On the Roma community, Mr. Muigai assessed racism, racial discrimination, xenophobia and related intolerance, particularly in Europe.
“While positive developments and good practices have been identified at the regional and national levels they have been insufficient,” he noted. “Important challenges remain that reveal grave and deep-rooted problems of racism, racial discrimination, xenophobia and related intolerance against Roma that need to be addressed in the most vigorous manner.”
He stressed that it is essential to develop a comprehensive approach based on stronger legal, political and institutional measures, taking into account the structural dimension of the problem, the interrelation between discrimination and socio-economic marginalization and political exclusion, as well as the situation of the most vulnerable Roma.
In his view, legislative measures should be adopted and complemented by key measures such as affirmative action to redress historical inequalities; training in human rights for State agents; and educational and awareness-raising measures to foster mutual understanding, respect and tolerance.
Mr. Muigai’s report also addressed discrimination based on work and descent in different regions.
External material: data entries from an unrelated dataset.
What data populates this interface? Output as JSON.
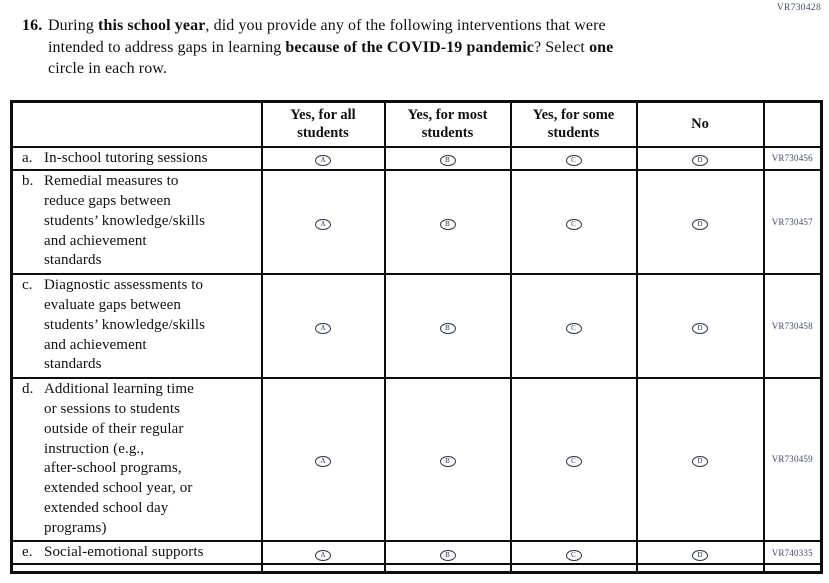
{
  "page_code": "VR730428",
  "question": {
    "number": "16.",
    "lines": [
      [
        {
          "text": "During ",
          "bold": false
        },
        {
          "text": "this school year",
          "bold": true
        },
        {
          "text": ", did you provide any of the following interventions that were",
          "bold": false
        }
      ],
      [
        {
          "text": "intended to address gaps in learning ",
          "bold": false
        },
        {
          "text": "because of the COVID-19 pandemic",
          "bold": true
        },
        {
          "text": "? Select ",
          "bold": false
        },
        {
          "text": "one",
          "bold": true
        }
      ],
      [
        {
          "text": "circle in each row.",
          "bold": false
        }
      ]
    ]
  },
  "table": {
    "columns": [
      "",
      "Yes, for all\nstudents",
      "Yes, for most\nstudents",
      "Yes, for some\nstudents",
      "No",
      ""
    ],
    "options": [
      "A",
      "B",
      "C",
      "D"
    ],
    "rows": [
      {
        "letter": "a.",
        "label": "In-school tutoring sessions",
        "code": "VR730456"
      },
      {
        "letter": "b.",
        "label": "Remedial measures to\nreduce gaps between\nstudents’ knowledge/skills\nand achievement\nstandards",
        "code": "VR730457"
      },
      {
        "letter": "c.",
        "label": "Diagnostic assessments to\nevaluate gaps between\nstudents’ knowledge/skills\nand achievement\nstandards",
        "code": "VR730458"
      },
      {
        "letter": "d.",
        "label": "Additional learning time\nor sessions to students\noutside of their regular\ninstruction (e.g.,\nafter-school programs,\nextended school year, or\nextended school day\nprograms)",
        "code": "VR730459"
      },
      {
        "letter": "e.",
        "label": "Social-emotional supports",
        "code": "VR740335"
      }
    ]
  },
  "colors": {
    "ink": "#111111",
    "code_ink": "#3d4b66",
    "circle_ink": "#2b3550",
    "border": "#0e0e0e"
  }
}
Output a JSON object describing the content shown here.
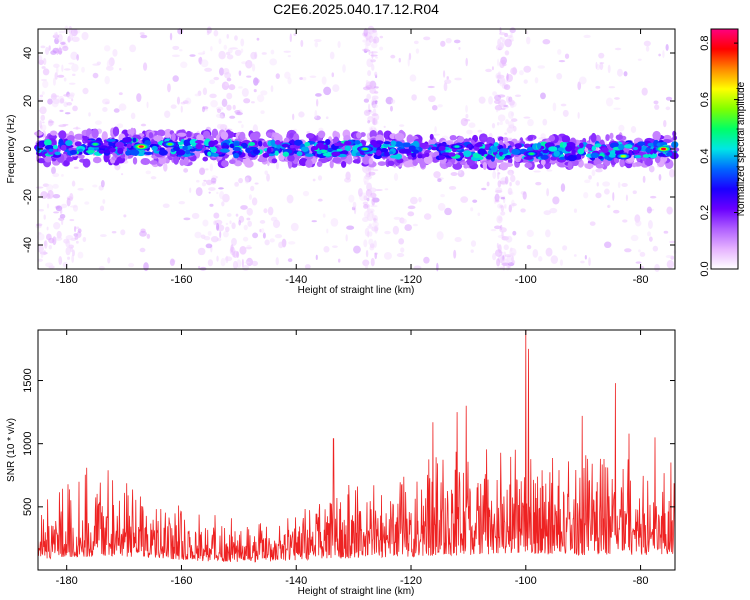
{
  "title": "C2E6.2025.040.17.12.R04",
  "chart_data": [
    {
      "type": "heatmap",
      "xlabel": "Height of straight line (km)",
      "ylabel": "Frequency (Hz)",
      "xlim": [
        -185,
        -74
      ],
      "ylim": [
        -50,
        50
      ],
      "xticks": [
        -180,
        -160,
        -140,
        -120,
        -100,
        -80
      ],
      "yticks": [
        -40,
        -20,
        0,
        20,
        40
      ],
      "colorbar": {
        "label": "Normalized spectral amplitude",
        "range": [
          0.0,
          0.85
        ],
        "ticks": [
          "0.0",
          "0.2",
          "0.4",
          "0.6",
          "0.8"
        ],
        "colors": [
          "#ffffff",
          "#e6b3ff",
          "#b060ff",
          "#6a00ff",
          "#1a00ff",
          "#0066ff",
          "#00e6e6",
          "#00ff66",
          "#80ff00",
          "#ffff00",
          "#ff8800",
          "#ff0000",
          "#ff0080"
        ]
      },
      "ridge": {
        "center_hz": [
          [
            -185,
            0
          ],
          [
            -170,
            1
          ],
          [
            -150,
            0
          ],
          [
            -130,
            0
          ],
          [
            -110,
            -1
          ],
          [
            -90,
            -1
          ],
          [
            -76,
            0
          ]
        ],
        "peaks": [
          {
            "x": -167,
            "y": 1,
            "amp": 0.82
          },
          {
            "x": -162,
            "y": 2,
            "amp": 0.55
          },
          {
            "x": -175,
            "y": 2,
            "amp": 0.5
          },
          {
            "x": -128,
            "y": 0,
            "amp": 0.55
          },
          {
            "x": -112,
            "y": 1,
            "amp": 0.45
          },
          {
            "x": -99,
            "y": -2,
            "amp": 0.5
          },
          {
            "x": -83,
            "y": -3,
            "amp": 0.6
          },
          {
            "x": -76,
            "y": 0,
            "amp": 0.8
          }
        ]
      },
      "noise_bands_km": [
        [
          -185,
          -178
        ],
        [
          -157,
          -147
        ],
        [
          -128,
          -126
        ],
        [
          -105,
          -102
        ]
      ]
    },
    {
      "type": "line",
      "xlabel": "Height of straight line (km)",
      "ylabel": "SNR (10 * v/v)",
      "xlim": [
        -185,
        -74
      ],
      "ylim": [
        0,
        1900
      ],
      "xticks": [
        -180,
        -160,
        -140,
        -120,
        -100,
        -80
      ],
      "yticks": [
        500,
        1000,
        1500
      ],
      "color": "#ee2222",
      "envelope": [
        [
          -185,
          250,
          600
        ],
        [
          -180,
          280,
          700
        ],
        [
          -176,
          300,
          820
        ],
        [
          -172,
          300,
          750
        ],
        [
          -168,
          290,
          700
        ],
        [
          -164,
          260,
          620
        ],
        [
          -160,
          230,
          560
        ],
        [
          -156,
          200,
          480
        ],
        [
          -152,
          180,
          420
        ],
        [
          -148,
          180,
          400
        ],
        [
          -144,
          190,
          420
        ],
        [
          -140,
          210,
          500
        ],
        [
          -136,
          240,
          600
        ],
        [
          -132,
          260,
          700
        ],
        [
          -128,
          280,
          720
        ],
        [
          -124,
          290,
          780
        ],
        [
          -120,
          300,
          850
        ],
        [
          -116,
          320,
          900
        ],
        [
          -112,
          330,
          980
        ],
        [
          -108,
          340,
          950
        ],
        [
          -104,
          350,
          1000
        ],
        [
          -100,
          380,
          1050
        ],
        [
          -96,
          350,
          950
        ],
        [
          -92,
          340,
          900
        ],
        [
          -88,
          330,
          950
        ],
        [
          -84,
          350,
          1000
        ],
        [
          -80,
          330,
          900
        ],
        [
          -76,
          350,
          900
        ],
        [
          -74,
          360,
          950
        ]
      ],
      "spikes": [
        {
          "x": -176.5,
          "y": 810
        },
        {
          "x": -172.8,
          "y": 790
        },
        {
          "x": -133.5,
          "y": 1040
        },
        {
          "x": -116.2,
          "y": 1170
        },
        {
          "x": -112.0,
          "y": 1250
        },
        {
          "x": -110.4,
          "y": 1300
        },
        {
          "x": -100.0,
          "y": 1910
        },
        {
          "x": -99.5,
          "y": 1750
        },
        {
          "x": -90.2,
          "y": 1220
        },
        {
          "x": -84.4,
          "y": 1480
        },
        {
          "x": -82.0,
          "y": 1080
        },
        {
          "x": -77.5,
          "y": 1050
        }
      ]
    }
  ]
}
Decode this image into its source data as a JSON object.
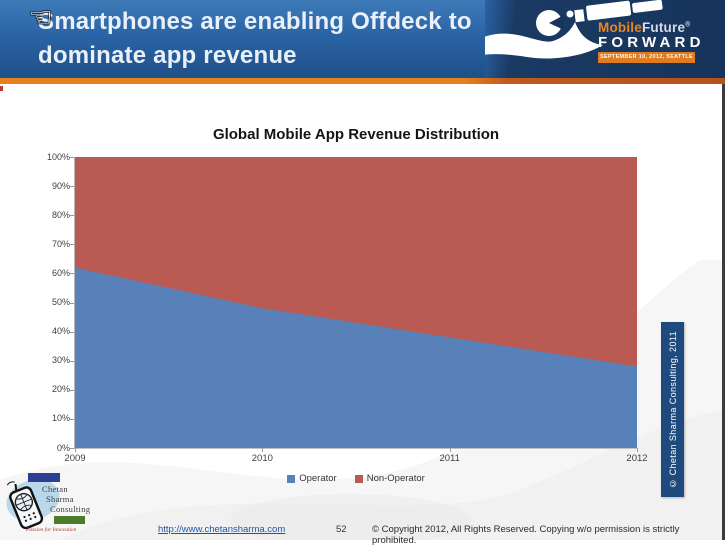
{
  "header": {
    "title_line1": "Smartphones are enabling Offdeck to",
    "title_line2": "dominate app revenue",
    "cursor_glyph": "☜"
  },
  "event_logo": {
    "brand_part1": "Mobile",
    "brand_part2": "Future",
    "registered_mark": "®",
    "brand_word": "FORWARD",
    "event_banner": "SEPTEMBER 10, 2012, SEATTLE"
  },
  "chart_data": {
    "type": "area",
    "stacked": true,
    "title": "Global Mobile App Revenue Distribution",
    "x": [
      "2009",
      "2010",
      "2011",
      "2012"
    ],
    "series": [
      {
        "name": "Operator",
        "color": "#5881BA",
        "values": [
          62,
          48,
          38,
          28
        ]
      },
      {
        "name": "Non-Operator",
        "color": "#B95B52",
        "values": [
          38,
          52,
          62,
          72
        ]
      }
    ],
    "ylim": [
      0,
      100
    ],
    "y_ticks": [
      "0%",
      "10%",
      "20%",
      "30%",
      "40%",
      "50%",
      "60%",
      "70%",
      "80%",
      "90%",
      "100%"
    ],
    "grid": false,
    "legend_position": "bottom"
  },
  "side_badge": {
    "text": "© Chetan Sharma Consulting, 2011"
  },
  "footer": {
    "url": "http://www.chetansharma.com",
    "page_number": "52",
    "copyright": "© Copyright 2012, All Rights Reserved. Copying w/o permission is strictly prohibited."
  },
  "consulting_logo": {
    "name_line1": "Chetan",
    "name_line2": "Sharma",
    "name_line3": "Consulting",
    "tagline": "Passion for Innovation"
  }
}
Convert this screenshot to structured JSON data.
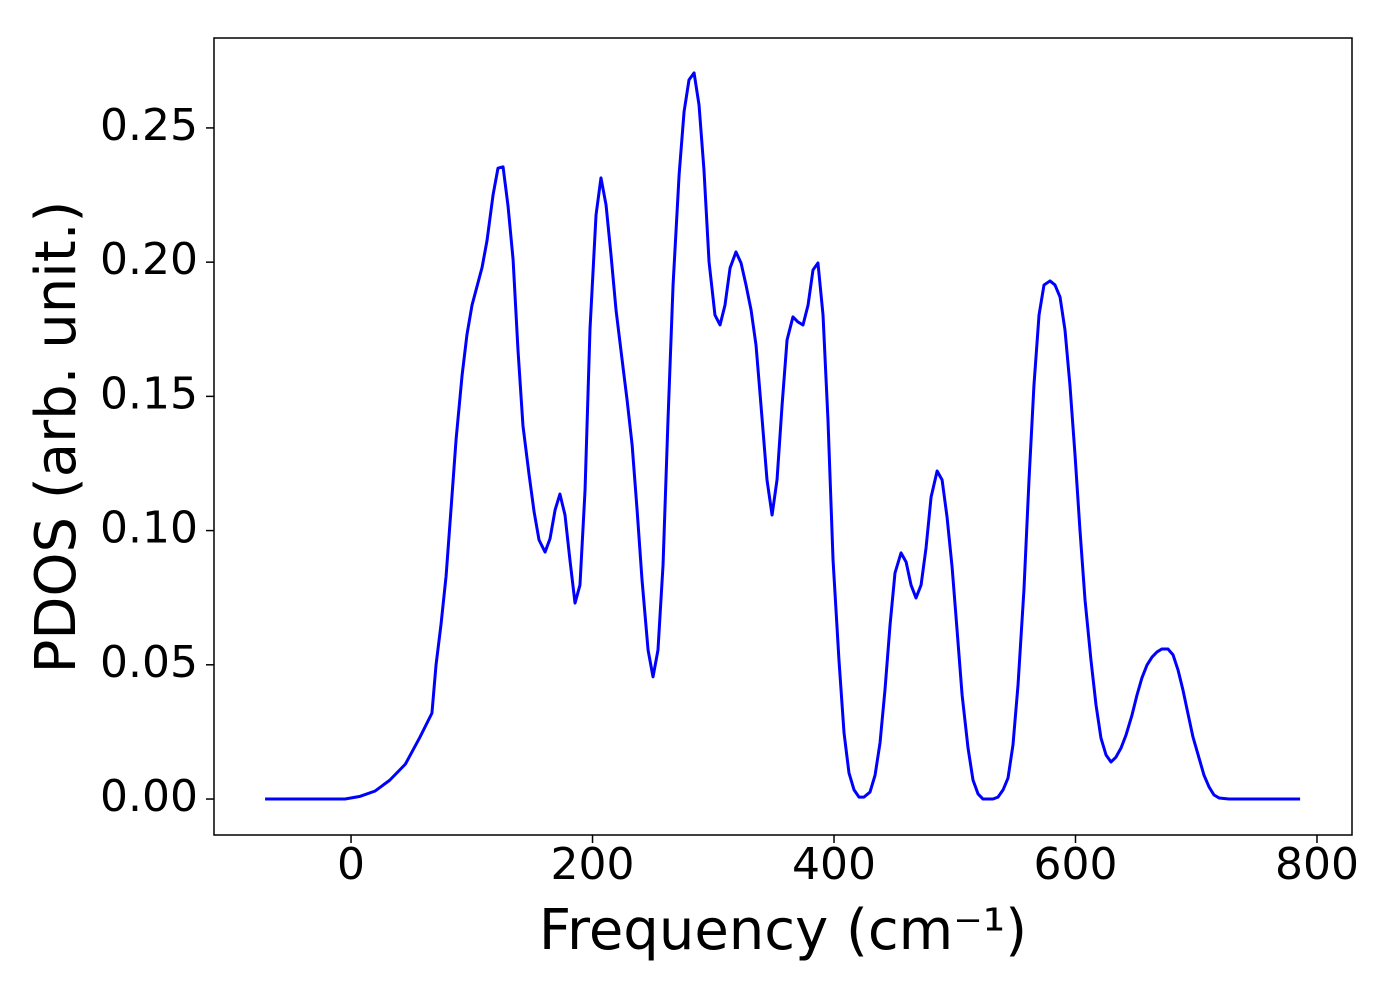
{
  "chart_data": {
    "type": "line",
    "xlabel": "Frequency (cm⁻¹)",
    "ylabel": "PDOS (arb. unit.)",
    "x": [
      -71.2,
      -5,
      7.5,
      20,
      32,
      45,
      57,
      67,
      70.4,
      74.5,
      78.7,
      82.8,
      87,
      92,
      96,
      100.2,
      108.5,
      112.6,
      117.6,
      121.7,
      125.9,
      130,
      134.2,
      138.3,
      142.4,
      147.4,
      151.6,
      155.7,
      160.7,
      164.8,
      169,
      173,
      177.2,
      181.3,
      185.5,
      189.6,
      193.8,
      197.9,
      202.9,
      207,
      211.2,
      215.3,
      219.5,
      224.5,
      228.6,
      232.8,
      236.9,
      241,
      246,
      250.1,
      254.2,
      258.4,
      262.5,
      266.7,
      271.7,
      275.8,
      279.9,
      284.1,
      288.2,
      292.3,
      296.5,
      301.4,
      305.6,
      309.7,
      313.9,
      318.8,
      323,
      327.1,
      331.3,
      335.4,
      339.5,
      344.5,
      348.7,
      352.8,
      357,
      361.1,
      366,
      370.2,
      374.3,
      378.5,
      382.6,
      386.7,
      390.9,
      395,
      399.2,
      404.1,
      408.3,
      412.4,
      416.6,
      420.7,
      424.8,
      429.8,
      434,
      438.1,
      442.2,
      446.4,
      450.5,
      455.5,
      459.7,
      463.8,
      467.9,
      472.1,
      476.2,
      480.4,
      485.4,
      489.5,
      493.6,
      497.8,
      501.9,
      506.1,
      511,
      515.1,
      519.3,
      523.4,
      531.7,
      535.8,
      540,
      544.1,
      548.2,
      552.4,
      557.3,
      561.5,
      565.6,
      569.8,
      573.9,
      578.9,
      583,
      587.2,
      591.3,
      595.4,
      599.6,
      603.7,
      607.9,
      612.8,
      617,
      621.1,
      625.3,
      629.4,
      633.5,
      637.7,
      641.8,
      646.8,
      650.9,
      655,
      659.2,
      663.4,
      667.5,
      671.6,
      676.6,
      680.8,
      684.9,
      689,
      693.2,
      697.3,
      702.3,
      706.4,
      710.6,
      714.7,
      718.9,
      727.1,
      786
    ],
    "series": [
      {
        "color": "#0000ff",
        "values": [
          0,
          0,
          0.001,
          0.003,
          0.007,
          0.013,
          0.023,
          0.032,
          0.05,
          0.065,
          0.083,
          0.108,
          0.134,
          0.158,
          0.173,
          0.184,
          0.198,
          0.208,
          0.225,
          0.235,
          0.2355,
          0.221,
          0.201,
          0.167,
          0.139,
          0.121,
          0.107,
          0.0965,
          0.092,
          0.097,
          0.1077,
          0.1136,
          0.1058,
          0.089,
          0.073,
          0.0797,
          0.115,
          0.175,
          0.2176,
          0.2314,
          0.2213,
          0.2027,
          0.182,
          0.1636,
          0.1487,
          0.1319,
          0.1077,
          0.0816,
          0.0555,
          0.0455,
          0.0555,
          0.0872,
          0.1412,
          0.1915,
          0.2325,
          0.256,
          0.2679,
          0.2705,
          0.2586,
          0.2343,
          0.2001,
          0.1803,
          0.1766,
          0.184,
          0.1978,
          0.2038,
          0.1997,
          0.1915,
          0.1822,
          0.1691,
          0.1468,
          0.1189,
          0.1058,
          0.1189,
          0.1468,
          0.171,
          0.1796,
          0.1777,
          0.1766,
          0.184,
          0.1971,
          0.1997,
          0.1803,
          0.1412,
          0.089,
          0.0518,
          0.0246,
          0.0097,
          0.0034,
          0.0007,
          0.0007,
          0.0026,
          0.0089,
          0.0209,
          0.0406,
          0.0648,
          0.0842,
          0.0917,
          0.0883,
          0.0797,
          0.0749,
          0.0797,
          0.0935,
          0.1125,
          0.1222,
          0.1189,
          0.1051,
          0.0864,
          0.063,
          0.0387,
          0.019,
          0.0071,
          0.0019,
          0,
          0,
          0.0007,
          0.0034,
          0.0078,
          0.0201,
          0.0425,
          0.0779,
          0.1189,
          0.1542,
          0.1803,
          0.1915,
          0.193,
          0.1915,
          0.187,
          0.1747,
          0.1542,
          0.1282,
          0.1002,
          0.0741,
          0.0518,
          0.035,
          0.0227,
          0.0164,
          0.0138,
          0.0156,
          0.019,
          0.0238,
          0.0313,
          0.0387,
          0.0451,
          0.0499,
          0.0529,
          0.0548,
          0.0559,
          0.0559,
          0.0537,
          0.0481,
          0.0406,
          0.0317,
          0.0231,
          0.0153,
          0.0089,
          0.0045,
          0.0015,
          0.0004,
          0,
          0
        ]
      }
    ],
    "xlim": [
      -113.5,
      829
    ],
    "ylim": [
      -0.0134,
      0.2835
    ],
    "xticks": [
      0,
      200,
      400,
      600,
      800
    ],
    "yticks": [
      {
        "value": 0,
        "label": "0.00"
      },
      0.05,
      {
        "value": 0.1,
        "label": "0.10"
      },
      0.15,
      {
        "value": 0.2,
        "label": "0.20"
      },
      0.25
    ]
  }
}
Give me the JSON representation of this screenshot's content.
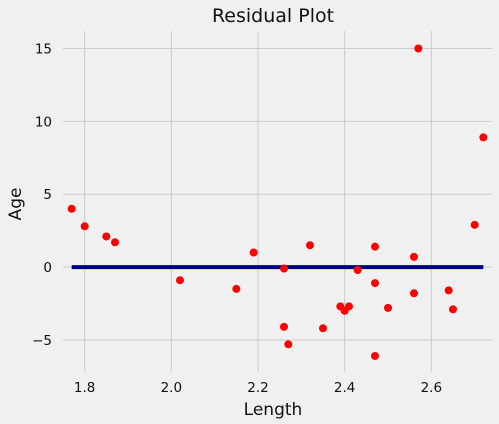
{
  "chart_data": {
    "type": "scatter",
    "title": "Residual Plot",
    "xlabel": "Length",
    "ylabel": "Age",
    "xlim": [
      1.75,
      2.74
    ],
    "ylim": [
      -7.2,
      16.2
    ],
    "xticks": [
      1.8,
      2.0,
      2.2,
      2.4,
      2.6
    ],
    "xtick_labels": [
      "1.8",
      "2.0",
      "2.2",
      "2.4",
      "2.6"
    ],
    "yticks": [
      -5,
      0,
      5,
      10,
      15
    ],
    "ytick_labels": [
      "−5",
      "0",
      "5",
      "10",
      "15"
    ],
    "grid": true,
    "point_color": "#ff0000",
    "line_color": "#000080",
    "zero_line": {
      "x": [
        1.77,
        2.72
      ],
      "y": 0
    },
    "points": [
      {
        "x": 1.77,
        "y": 4.0
      },
      {
        "x": 1.8,
        "y": 2.8
      },
      {
        "x": 1.85,
        "y": 2.1
      },
      {
        "x": 1.87,
        "y": 1.7
      },
      {
        "x": 2.02,
        "y": -0.9
      },
      {
        "x": 2.15,
        "y": -1.5
      },
      {
        "x": 2.19,
        "y": 1.0
      },
      {
        "x": 2.26,
        "y": -0.1
      },
      {
        "x": 2.26,
        "y": -4.1
      },
      {
        "x": 2.27,
        "y": -5.3
      },
      {
        "x": 2.32,
        "y": 1.5
      },
      {
        "x": 2.35,
        "y": -4.2
      },
      {
        "x": 2.39,
        "y": -2.7
      },
      {
        "x": 2.4,
        "y": -3.0
      },
      {
        "x": 2.41,
        "y": -2.7
      },
      {
        "x": 2.43,
        "y": -0.2
      },
      {
        "x": 2.47,
        "y": 1.4
      },
      {
        "x": 2.47,
        "y": -1.1
      },
      {
        "x": 2.47,
        "y": -6.1
      },
      {
        "x": 2.5,
        "y": -2.8
      },
      {
        "x": 2.56,
        "y": 0.7
      },
      {
        "x": 2.56,
        "y": -1.8
      },
      {
        "x": 2.57,
        "y": 15.0
      },
      {
        "x": 2.64,
        "y": -1.6
      },
      {
        "x": 2.65,
        "y": -2.9
      },
      {
        "x": 2.7,
        "y": 2.9
      },
      {
        "x": 2.72,
        "y": 8.9
      }
    ]
  }
}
“The vital first step is to recognize that discrimination on the grounds of descent constitutes a form of racial discrimination prohibited by the International Convention on the Elimination of All Forms of Racial Discrimination,” he says.
“However, certain governments have failed to implement effectively their obligations to protect against such discrimination, and have, in some instances, sidestepped the question of caste discrimination,” Mr. Muigai added.
He suggested that governments include information on the issue of discrimination based on caste and other analogous systems of inherited status in their reports to UN human rights bodies. He also called for the collection of disaggregated data, on a regular basis, to identify the number of people affected and design appropriate strategies to fight this kind of discrimination.
“Shortcomings do not stem only from governments and institutions but also from the population itself, including within communities considered of lower caste or status,” the independent expert noted.
In his view, any legal measure to outlaw discrimination should go “hand-in-hand with awareness-raising, with a special emphasis on the judiciary, police and civil service, to ensure effective implementation and enforcement of the law by the police and civil service to ensure access to justice and effective remedies for victims.”